Keeping this framework as their foundation, researchers evaluated medical literature to find substantial evidence for the efficacy of prolonged intravenous therapy in comparison to oral step-down therapy for infective endocarditis. In October 2019, with an update in February 2020, scientists reviewed literature available on PubMed (free search engine accessing mainly the MEDLINE database of references and abstracts on life sciences and biomedical topics) searching for titles that included ‘endocarditis’ and ‘oral’. They identified 169 research articles. Studies involving the pathogenesis or epidemiology of IE, single patient outcomes, prophylaxis for dental or other procedures, editorials, reviews, and those evaluating oral agents other than antibiotics were excluded. Ultimately, 24 studies – 21 observational or quasi-experimental studies and three randomized controlled trials (RCTs) – were examined.

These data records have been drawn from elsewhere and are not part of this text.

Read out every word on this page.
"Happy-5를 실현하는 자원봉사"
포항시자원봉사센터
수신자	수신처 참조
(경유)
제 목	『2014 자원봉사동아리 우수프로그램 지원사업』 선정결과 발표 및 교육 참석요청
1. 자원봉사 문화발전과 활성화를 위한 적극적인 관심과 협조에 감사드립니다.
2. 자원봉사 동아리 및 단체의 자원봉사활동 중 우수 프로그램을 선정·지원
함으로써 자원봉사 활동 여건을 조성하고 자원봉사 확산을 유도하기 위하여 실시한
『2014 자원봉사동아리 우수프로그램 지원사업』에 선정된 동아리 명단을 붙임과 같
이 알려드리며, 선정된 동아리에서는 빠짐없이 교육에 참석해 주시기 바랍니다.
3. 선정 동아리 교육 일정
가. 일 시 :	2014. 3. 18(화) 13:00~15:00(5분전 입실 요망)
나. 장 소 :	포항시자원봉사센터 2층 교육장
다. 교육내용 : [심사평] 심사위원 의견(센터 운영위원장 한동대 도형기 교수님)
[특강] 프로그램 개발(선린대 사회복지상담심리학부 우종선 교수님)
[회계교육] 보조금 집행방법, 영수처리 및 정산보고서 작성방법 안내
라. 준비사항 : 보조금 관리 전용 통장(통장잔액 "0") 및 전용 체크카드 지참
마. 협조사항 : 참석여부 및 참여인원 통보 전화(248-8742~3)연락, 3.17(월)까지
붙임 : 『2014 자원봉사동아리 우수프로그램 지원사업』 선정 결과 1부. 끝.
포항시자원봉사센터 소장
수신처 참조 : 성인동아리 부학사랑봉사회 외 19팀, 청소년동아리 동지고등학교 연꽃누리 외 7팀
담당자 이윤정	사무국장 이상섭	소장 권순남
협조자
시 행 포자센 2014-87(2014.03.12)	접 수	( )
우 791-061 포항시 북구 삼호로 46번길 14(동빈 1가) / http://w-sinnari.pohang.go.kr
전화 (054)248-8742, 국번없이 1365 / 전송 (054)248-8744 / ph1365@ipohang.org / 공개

Clinical Proof in Support of Oral Treatments for Infective Endocarditis
According to scientists, none of the published literature demonstrated that only intravenous antibiotic therapy was more effective than the alternative existing, oral antibiotic step-down regimes. The three randomized control trials showed that oral step-down antibiotic therapy was almost as effective as intravenous therapy in left-sided, right-sided or prosthetic valve infections. In the largest trial examined with a 3.5-year follow-up, patients receiving oral step-down therapy showed a significantly better cure and mortality rate as compared to those who received only intravenous therapy. Multiple observational studies also showed similar conclusions.
The belief that intravenous antibiotics regimes are best for treating IE appear to reflect non-evidence based practice rather than a clinically conclusive one. Ample data is now available to conclude that oral step-down antibiotic therapy is as effective as intravenous therapy for IE patients, after clearance of bacteremia and achievement of clinical stability. The review calls for a practical consideration of using oral therapy for treating IE in well-selected patients.